Today, Rose is in charge of 175 officials, which he personally selects. The selection process is a lengthy one. Thousands of people want to get into officiating in the MEAC conference. “They must attend my camp for officials,” he explained. “I never hire a candidate the first time I see him/her at camp. My final decision may take me seeing them at least three times.”
He continued, “I have to look at them to see if they have the qualities to become a college level referee. I check into their background, because integrity plays a big part in becoming an official. I prefer candidates with families because experience has shown me that they are more stable.”
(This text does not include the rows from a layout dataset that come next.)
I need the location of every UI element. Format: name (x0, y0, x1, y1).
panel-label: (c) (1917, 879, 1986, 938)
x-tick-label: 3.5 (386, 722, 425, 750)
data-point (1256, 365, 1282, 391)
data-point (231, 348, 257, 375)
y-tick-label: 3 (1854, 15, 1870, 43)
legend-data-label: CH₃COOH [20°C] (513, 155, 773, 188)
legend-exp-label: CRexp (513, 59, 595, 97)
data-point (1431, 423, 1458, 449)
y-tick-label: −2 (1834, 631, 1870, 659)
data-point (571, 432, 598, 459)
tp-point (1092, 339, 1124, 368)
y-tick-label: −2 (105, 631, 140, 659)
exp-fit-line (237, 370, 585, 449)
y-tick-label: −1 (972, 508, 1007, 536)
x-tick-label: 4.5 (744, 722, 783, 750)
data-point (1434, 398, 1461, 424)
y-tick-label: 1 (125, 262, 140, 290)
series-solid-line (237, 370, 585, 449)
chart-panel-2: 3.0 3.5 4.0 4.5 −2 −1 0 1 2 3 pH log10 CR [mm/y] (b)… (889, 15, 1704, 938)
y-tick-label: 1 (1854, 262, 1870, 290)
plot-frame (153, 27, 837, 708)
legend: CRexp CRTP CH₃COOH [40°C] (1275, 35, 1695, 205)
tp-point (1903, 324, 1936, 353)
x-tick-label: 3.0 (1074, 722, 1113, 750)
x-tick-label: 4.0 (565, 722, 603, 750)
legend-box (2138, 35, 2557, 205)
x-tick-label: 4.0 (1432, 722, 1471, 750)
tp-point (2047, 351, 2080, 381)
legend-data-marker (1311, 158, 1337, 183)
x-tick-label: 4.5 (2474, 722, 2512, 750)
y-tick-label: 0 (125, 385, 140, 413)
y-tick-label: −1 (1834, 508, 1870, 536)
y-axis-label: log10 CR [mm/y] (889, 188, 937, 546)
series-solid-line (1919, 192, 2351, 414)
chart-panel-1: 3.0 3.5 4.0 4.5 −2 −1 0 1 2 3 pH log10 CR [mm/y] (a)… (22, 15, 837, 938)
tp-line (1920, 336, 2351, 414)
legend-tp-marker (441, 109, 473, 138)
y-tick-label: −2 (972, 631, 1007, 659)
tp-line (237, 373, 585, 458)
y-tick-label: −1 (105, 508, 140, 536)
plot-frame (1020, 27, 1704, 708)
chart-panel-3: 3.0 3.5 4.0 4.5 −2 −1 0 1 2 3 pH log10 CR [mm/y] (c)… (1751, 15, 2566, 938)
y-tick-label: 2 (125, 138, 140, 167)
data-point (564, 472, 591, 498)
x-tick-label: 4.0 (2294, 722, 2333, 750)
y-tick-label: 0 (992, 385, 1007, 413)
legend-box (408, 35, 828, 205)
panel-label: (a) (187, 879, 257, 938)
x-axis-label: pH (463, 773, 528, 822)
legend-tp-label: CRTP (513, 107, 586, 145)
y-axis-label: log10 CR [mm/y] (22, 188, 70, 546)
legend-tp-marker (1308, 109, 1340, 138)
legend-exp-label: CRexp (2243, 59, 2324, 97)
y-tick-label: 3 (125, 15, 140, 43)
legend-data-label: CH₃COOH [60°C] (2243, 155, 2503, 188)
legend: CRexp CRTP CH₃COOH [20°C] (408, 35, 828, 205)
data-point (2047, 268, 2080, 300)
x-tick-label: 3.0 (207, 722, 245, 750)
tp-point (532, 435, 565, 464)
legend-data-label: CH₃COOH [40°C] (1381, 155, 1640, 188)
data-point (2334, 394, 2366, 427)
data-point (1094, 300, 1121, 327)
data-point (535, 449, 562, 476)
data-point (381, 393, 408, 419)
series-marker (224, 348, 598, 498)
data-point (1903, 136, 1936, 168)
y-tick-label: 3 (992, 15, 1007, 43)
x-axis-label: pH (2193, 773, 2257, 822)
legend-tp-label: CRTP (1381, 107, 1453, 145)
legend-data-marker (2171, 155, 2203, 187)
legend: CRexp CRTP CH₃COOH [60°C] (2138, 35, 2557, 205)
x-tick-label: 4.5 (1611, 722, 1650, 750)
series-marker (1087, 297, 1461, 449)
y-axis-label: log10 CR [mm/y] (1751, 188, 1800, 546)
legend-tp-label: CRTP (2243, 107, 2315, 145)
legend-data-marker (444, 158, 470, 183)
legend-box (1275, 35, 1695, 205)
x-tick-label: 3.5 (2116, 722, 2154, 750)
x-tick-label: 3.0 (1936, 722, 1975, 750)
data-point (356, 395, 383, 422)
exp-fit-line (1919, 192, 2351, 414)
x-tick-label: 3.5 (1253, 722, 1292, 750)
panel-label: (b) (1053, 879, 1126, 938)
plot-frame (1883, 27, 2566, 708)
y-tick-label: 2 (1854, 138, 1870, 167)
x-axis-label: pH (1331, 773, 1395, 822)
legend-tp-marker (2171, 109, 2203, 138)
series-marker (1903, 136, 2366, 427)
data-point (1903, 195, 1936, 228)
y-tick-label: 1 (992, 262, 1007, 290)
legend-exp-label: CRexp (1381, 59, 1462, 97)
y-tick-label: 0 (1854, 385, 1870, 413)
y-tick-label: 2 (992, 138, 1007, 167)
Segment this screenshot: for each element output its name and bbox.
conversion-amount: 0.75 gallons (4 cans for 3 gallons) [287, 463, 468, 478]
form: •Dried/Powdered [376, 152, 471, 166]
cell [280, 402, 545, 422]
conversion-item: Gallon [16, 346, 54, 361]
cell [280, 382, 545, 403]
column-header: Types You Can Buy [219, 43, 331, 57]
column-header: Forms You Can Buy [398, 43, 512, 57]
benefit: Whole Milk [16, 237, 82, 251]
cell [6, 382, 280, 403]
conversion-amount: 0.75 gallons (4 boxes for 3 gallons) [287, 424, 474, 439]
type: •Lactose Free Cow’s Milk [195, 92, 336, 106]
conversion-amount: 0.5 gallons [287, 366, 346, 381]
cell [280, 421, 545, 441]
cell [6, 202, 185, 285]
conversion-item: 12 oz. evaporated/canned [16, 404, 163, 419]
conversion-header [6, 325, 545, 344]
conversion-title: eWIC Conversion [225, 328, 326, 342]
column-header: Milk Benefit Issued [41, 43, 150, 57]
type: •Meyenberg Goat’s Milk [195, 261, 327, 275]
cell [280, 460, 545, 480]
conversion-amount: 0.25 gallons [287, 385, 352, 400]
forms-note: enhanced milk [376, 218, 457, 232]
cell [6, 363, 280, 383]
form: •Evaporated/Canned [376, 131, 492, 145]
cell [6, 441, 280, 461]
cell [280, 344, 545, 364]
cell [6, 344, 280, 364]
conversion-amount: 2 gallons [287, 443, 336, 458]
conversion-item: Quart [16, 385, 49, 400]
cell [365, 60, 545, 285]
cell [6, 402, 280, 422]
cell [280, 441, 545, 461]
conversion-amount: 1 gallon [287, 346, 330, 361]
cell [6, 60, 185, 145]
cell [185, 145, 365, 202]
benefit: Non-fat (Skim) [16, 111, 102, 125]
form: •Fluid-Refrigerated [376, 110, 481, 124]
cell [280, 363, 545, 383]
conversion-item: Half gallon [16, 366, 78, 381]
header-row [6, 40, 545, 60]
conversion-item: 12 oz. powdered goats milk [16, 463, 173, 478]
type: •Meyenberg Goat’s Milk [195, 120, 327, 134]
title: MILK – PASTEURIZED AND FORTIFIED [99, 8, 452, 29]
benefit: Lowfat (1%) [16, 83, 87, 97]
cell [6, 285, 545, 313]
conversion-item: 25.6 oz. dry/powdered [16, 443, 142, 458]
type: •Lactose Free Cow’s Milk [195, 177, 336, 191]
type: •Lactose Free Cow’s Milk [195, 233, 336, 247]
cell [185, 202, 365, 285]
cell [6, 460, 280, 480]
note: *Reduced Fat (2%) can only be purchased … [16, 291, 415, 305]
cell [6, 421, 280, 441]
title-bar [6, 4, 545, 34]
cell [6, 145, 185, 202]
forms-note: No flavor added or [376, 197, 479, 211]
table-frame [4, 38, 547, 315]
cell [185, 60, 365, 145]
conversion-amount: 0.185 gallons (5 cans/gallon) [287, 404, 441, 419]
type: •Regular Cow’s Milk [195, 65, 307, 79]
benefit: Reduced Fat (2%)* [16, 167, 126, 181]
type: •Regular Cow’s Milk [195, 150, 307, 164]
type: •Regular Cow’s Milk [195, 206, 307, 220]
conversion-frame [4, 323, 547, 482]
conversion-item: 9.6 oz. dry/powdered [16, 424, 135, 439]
“I look at their performance on the court at my camps. They call games played by Nike™ All Americans, who are the top high school basketball players in the nation. The individual must have a strong mind and will, with the ability to adapt on time, according to the rules of the game. Once all those qualities are there, then you must be able must be able to apply them in a split second. It is then and only then do I hire them,” added Rose.
During the post game review with the officials, which is normally not accessible to reporters, Rose was able to give a brief synopsis of every call made during the game, even giving critiques on what to look for in individual players. When asked how he does that without notes, he replied with a big smile, “After 40 years in this business – that comes from instinct – all part of the skills needed to be a good official.”
He continued, “The skills you get at camp, in the classroom and the experience from calling thousands of games – it is because of all of those things combined that I’ve been able to develop a keen sense of what is happening at any given moment during a game and retain it”.
MEAC neutral observers of officials, Willie Brown, Russell Wards and George Williams are all in agreement with Rose’s approach to officiating. “Larry always sees you as an individual. He is very hands on, not only telling you what you should be doing, but also showing you through demonstration. He cares about families and stresses that you maintain that balance between family and work at all times. He has the knowledge and leadership skills needed to train and develop top-notch college basketball officials.”
After having retired from two positions, which kept him on the road most of the time, Rose attributes his success to a strong supportive home base headed up by his wife Yvonne. Together they have five children, Dion, Jackie, LaKisha, Traci and Michael.